Con una lettera del 31 marzo scorso, il presidente della Commissione Affari Esteri della Camera dei Rappresentanti degli Stati Uniti, Brian Mast, si è rivolto al Consiglio per i diritti umani delle Nazioni Unite chiedendo che sia respinta la proposta di un nuovo mandato a Francesca Albanese, attuale “Special Rapporteur” all’Onu sui cosiddetti territori palestinesi occupati.
La lettera riassume le ragioni per cui quella signora non dovrebbe poter ulteriormente svolgere l’incarico che le era assegnato. Si tratta in realtà di un riassunto molto sommario. Qui ricorderemo, a nostra volta sunteggiando, quando Albanese disse che gli Stati Uniti e gli europei lasciano correre impunemente il genocidio dei palestinesi, i primi perché sono soggiogati da una lobby giudaica e gli altri perché sono gravati dal senso di colpa per la Shoah. Ricorderemo quando disse che la legittimità della “resistenza” non è revocata dalla commissione di “eventuali” atrocità, per esempio come quelle del 7 ottobre.

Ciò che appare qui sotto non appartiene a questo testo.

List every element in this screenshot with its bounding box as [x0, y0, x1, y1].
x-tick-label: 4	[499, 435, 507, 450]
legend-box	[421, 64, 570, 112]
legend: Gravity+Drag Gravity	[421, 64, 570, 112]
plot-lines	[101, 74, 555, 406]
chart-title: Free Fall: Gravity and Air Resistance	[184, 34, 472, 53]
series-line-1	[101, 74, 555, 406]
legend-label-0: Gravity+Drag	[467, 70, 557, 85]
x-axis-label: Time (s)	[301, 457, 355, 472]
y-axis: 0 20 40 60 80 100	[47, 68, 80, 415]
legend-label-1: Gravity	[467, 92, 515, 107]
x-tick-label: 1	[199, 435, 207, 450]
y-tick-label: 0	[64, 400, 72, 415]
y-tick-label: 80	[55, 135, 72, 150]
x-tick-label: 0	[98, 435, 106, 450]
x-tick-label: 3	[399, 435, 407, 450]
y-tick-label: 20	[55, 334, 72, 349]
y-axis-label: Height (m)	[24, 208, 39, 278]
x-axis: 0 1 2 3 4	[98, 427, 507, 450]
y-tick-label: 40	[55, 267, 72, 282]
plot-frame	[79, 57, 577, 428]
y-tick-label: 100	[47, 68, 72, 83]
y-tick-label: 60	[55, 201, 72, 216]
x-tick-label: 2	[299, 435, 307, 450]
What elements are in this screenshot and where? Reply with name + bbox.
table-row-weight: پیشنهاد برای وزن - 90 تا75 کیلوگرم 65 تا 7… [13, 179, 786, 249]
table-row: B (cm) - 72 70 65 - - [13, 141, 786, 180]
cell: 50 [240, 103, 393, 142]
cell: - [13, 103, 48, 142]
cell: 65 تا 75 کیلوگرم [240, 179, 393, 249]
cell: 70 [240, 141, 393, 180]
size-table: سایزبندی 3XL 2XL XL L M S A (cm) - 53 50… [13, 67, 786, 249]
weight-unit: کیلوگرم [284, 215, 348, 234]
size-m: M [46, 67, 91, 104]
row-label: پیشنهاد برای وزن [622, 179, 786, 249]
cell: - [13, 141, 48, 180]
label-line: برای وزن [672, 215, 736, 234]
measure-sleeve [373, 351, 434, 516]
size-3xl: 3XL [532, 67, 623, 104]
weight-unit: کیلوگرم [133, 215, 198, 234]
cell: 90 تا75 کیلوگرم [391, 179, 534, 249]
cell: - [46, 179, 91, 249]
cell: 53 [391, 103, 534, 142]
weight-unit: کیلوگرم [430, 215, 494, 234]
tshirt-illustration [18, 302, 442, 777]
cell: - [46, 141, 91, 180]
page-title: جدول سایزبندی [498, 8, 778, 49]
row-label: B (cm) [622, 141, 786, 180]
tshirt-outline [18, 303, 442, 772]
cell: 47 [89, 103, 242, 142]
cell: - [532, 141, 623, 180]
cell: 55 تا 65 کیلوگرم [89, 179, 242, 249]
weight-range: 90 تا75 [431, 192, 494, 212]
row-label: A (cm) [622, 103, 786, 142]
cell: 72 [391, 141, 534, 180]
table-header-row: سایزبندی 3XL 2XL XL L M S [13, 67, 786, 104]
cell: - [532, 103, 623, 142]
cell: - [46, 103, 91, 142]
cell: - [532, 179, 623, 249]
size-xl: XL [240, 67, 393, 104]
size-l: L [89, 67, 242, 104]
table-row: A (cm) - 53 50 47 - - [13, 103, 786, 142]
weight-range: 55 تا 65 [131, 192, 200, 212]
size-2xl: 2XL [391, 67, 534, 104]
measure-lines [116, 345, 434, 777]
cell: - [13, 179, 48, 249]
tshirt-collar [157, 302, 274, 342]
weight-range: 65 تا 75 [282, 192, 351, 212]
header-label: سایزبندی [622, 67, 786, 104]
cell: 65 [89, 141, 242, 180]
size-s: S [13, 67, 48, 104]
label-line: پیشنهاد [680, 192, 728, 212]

Ricorderemo quando disse che Israele non ha diritto di difendersi dagli attacchi provenienti da Gaza, perché si tratta di un territorio “occupato”. Ricorderemo quando disse che “gli ebrei” stanno facendo ai palestinesi ciò che i nazisti fecero agli ebrei. Ricorderemo quando era invitata a tenere conferenze sulla “moralità dell’Intifada”, coi suoi uffici che accettavano l’invito anziché respingerlo e negoziavano l’entità del corrispettivo da girare allo staff. Ricorderemo la sua partecipazione a manifestazioni bardate di bandiere palestinesi e di cartelli inneggianti al boicottaggio di Israele. E via di questo passo.
Il problema (lo scandalo) della militanza di Francesca Albanese non riguarda le idee – legittime per quanto atroci – che questa signora ha tutto il diritto di coltivare. Riguarda, invece, il fatto che una consulente dell’Onu, quale ella è e ambisce a essere ancora, si abbandoni a un’inesausta propalazione di simili convincimenti e che lo faccia, appunto, abusando del suo ruolo istituzionale di “Special Rapporteur”. Un ruolo che dovrebbe essere svolto, per statuto, con imparzialità, discrezione, obiettività, moderazione, dimostrazione di indipendenza, equilibrio di giudizio e assenza di pregiudizio politico-ideologico. Tutte cose che questa signora si è allegramente messa sotto i tacchi, meritando dunque di essere trattata per l’attivista che è anziché per l’“esperta” indipendente che pretende di essere.